Posted by Robert Half on 15 October 2014
You may have beaten the odds for the job, but how do you stave off competition from your colleagues to progress up the ranks, especially when you are also friends outside of work?
Trying to stay ahead in the rat race can be especially tricky if your colleague happens to be a friend outside the workplace. It is commonplace for people to socialise with their colleagues overtime, which makes the competition just that little bit more complicated.
Thankfully, it does not have to be a zero-sum game in which either you or your workplace ‘frenemies’ must lose.
Here are three simple principles to observe in such situations, without wading into the murky world of office politics and backstabbing:
The politics of envy can be disastrous, and friendships tend to be tested at work when jealousy takes root. While factors like remuneration and job titles are beyond your circle of control, you can leverage controllable factors to strengthen or repair a friendship at a workplace.
Going the extra mile to help your friend at work can pay dividends. Kind and selfless gestures are seldom forgotten, and help rendered will usually sow the seeds for a healthy work relationship.
Have a piece of knowledge that will improve work performance and productivity? Start with simple suggestions like these and you will be surprised how much goodwill can permeate the workplace.

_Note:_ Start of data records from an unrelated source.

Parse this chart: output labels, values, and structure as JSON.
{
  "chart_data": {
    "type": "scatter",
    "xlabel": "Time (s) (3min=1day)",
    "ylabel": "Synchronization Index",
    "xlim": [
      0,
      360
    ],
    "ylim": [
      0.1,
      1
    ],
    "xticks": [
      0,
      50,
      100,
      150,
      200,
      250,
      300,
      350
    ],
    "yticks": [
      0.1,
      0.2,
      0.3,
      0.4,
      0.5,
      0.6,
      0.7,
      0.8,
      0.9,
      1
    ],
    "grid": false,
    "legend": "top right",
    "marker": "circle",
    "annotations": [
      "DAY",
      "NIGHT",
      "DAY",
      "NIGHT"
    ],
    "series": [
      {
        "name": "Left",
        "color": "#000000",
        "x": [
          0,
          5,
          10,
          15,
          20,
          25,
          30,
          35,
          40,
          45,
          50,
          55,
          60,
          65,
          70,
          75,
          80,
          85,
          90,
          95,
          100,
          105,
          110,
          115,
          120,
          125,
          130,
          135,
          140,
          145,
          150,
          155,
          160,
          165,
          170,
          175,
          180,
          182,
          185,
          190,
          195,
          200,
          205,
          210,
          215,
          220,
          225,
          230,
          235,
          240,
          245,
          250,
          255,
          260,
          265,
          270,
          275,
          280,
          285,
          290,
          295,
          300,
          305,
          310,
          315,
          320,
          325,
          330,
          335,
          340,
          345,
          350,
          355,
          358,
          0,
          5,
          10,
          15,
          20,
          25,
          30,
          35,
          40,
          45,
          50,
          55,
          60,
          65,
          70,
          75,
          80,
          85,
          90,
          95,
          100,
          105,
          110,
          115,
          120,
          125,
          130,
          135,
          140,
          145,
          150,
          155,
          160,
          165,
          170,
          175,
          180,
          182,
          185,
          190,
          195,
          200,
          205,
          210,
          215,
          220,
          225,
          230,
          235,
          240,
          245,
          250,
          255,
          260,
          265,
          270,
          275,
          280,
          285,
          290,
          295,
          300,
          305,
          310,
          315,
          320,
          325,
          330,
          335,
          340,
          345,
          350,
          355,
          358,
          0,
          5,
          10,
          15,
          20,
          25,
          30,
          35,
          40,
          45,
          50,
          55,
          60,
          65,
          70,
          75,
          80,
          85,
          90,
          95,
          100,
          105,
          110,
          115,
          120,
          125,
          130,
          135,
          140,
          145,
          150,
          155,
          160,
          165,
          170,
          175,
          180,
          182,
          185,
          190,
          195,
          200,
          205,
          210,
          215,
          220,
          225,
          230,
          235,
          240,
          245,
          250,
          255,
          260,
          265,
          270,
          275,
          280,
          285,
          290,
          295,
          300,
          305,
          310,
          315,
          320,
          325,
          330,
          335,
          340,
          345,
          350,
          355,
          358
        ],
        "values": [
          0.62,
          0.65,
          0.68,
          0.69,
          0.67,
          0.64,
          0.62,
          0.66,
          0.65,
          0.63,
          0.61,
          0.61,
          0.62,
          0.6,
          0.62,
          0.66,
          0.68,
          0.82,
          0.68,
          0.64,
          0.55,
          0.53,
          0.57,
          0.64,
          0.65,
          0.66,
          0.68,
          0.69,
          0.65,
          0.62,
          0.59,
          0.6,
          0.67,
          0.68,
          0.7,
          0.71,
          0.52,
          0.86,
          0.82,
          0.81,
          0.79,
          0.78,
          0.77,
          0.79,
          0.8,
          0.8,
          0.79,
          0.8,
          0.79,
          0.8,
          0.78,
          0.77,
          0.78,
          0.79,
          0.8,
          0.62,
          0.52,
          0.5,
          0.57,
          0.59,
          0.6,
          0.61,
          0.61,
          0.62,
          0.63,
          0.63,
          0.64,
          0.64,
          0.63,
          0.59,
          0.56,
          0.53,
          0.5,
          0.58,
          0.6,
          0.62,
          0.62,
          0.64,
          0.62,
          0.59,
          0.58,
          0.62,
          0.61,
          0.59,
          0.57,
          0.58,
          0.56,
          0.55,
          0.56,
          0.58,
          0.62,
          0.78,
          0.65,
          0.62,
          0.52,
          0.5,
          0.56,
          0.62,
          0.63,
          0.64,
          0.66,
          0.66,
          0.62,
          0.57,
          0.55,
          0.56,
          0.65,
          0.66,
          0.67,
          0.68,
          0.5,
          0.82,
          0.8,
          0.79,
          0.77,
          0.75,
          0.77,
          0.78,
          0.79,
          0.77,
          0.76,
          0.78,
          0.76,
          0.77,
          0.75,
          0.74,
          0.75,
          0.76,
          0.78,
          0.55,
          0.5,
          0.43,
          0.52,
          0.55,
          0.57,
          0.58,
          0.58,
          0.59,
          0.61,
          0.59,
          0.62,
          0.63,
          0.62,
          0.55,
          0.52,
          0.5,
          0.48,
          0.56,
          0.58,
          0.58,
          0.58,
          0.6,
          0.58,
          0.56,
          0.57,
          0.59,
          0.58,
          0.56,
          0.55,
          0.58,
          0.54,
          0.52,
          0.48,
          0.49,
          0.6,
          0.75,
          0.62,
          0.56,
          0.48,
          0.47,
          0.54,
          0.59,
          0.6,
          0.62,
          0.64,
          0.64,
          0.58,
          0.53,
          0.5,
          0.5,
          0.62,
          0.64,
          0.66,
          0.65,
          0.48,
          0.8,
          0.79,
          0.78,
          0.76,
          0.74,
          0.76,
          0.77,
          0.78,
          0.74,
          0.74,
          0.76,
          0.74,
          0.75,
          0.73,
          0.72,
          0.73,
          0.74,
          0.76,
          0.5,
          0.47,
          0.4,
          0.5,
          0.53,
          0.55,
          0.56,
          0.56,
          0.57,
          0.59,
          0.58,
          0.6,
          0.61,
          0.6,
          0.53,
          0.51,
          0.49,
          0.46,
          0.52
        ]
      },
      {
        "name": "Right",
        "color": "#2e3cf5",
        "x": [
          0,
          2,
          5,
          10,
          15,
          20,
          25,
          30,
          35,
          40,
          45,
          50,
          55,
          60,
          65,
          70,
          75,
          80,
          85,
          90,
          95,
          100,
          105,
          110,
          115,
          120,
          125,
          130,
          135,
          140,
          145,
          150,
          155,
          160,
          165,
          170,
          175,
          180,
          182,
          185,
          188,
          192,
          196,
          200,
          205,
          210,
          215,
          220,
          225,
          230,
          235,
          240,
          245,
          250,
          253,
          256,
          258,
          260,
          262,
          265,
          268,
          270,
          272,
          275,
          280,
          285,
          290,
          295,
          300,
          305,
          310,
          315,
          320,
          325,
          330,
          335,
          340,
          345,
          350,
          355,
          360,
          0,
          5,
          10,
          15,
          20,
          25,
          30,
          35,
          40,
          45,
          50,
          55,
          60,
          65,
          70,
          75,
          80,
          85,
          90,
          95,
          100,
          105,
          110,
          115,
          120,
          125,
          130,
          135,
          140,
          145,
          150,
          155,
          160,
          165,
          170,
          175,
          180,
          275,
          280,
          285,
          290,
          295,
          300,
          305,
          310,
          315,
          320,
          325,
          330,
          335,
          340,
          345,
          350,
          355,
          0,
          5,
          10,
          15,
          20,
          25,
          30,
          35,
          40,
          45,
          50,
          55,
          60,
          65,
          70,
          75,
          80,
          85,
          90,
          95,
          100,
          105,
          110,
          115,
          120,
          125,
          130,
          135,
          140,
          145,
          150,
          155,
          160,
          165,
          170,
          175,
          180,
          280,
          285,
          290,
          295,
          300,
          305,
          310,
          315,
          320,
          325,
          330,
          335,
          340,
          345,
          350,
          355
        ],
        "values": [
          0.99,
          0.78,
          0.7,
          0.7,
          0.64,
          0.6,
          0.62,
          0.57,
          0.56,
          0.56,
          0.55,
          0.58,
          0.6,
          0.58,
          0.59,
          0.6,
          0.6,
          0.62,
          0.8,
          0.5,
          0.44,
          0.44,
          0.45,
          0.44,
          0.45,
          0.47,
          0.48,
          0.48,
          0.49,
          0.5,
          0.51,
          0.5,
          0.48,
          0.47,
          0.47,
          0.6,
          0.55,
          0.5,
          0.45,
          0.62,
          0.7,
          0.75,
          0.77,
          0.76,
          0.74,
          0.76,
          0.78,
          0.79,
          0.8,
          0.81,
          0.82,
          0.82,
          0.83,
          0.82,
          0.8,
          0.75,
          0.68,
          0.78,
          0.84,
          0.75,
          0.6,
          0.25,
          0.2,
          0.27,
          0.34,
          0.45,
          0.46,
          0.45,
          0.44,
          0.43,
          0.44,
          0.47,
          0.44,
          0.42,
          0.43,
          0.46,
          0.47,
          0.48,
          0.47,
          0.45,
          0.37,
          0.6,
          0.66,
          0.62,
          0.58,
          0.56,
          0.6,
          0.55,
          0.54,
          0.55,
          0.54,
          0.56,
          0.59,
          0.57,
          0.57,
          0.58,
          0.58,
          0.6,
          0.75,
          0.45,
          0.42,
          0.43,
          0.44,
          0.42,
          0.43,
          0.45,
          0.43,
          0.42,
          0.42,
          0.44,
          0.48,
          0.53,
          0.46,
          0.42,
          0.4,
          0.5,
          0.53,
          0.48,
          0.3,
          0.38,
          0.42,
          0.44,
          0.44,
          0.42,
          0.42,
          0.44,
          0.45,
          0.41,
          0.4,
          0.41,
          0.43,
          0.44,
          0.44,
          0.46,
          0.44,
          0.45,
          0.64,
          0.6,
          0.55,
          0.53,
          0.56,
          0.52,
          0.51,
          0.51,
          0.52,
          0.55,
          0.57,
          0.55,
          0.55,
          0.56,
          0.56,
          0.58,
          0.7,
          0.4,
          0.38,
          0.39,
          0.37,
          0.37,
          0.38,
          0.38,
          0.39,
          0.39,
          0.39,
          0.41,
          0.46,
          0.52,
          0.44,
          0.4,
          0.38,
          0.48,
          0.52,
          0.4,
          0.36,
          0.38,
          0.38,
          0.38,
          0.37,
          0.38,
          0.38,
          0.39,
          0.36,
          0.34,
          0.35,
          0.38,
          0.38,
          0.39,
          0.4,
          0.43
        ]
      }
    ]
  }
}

Appropriateness is not synonymous with aloofness or professionalism. There is a time and place to be taken seriously without being robotic about it. Likewise, it is perfectly acceptable to have light-hearted and personal conversations at work. Such conversations are part of the team-building tapestry, and are especially important when you have aspirations to climb the corporate ladder later.
That said, building rapport may occasionally backfire, especially in serious situations when you need to be taken seriously, and can lead to misunderstandings if you are not intentional with your actions.
It is, therefore, very important to set clear boundaries at work with your friends, through clear communication and body language.
Navigating friendships in the workplace can be tricky. Coupled with the pressure to perform, this leaves room for potential misunderstanding and jealousy. This is why learning how to apply tact when interacting with your co-workers is crucial to maintaining a healthy relationship. When dealing with potentially sticky situations such as performance reviews or working together on a project, learn to keep your emotions neutral and remember to consider your choice of words.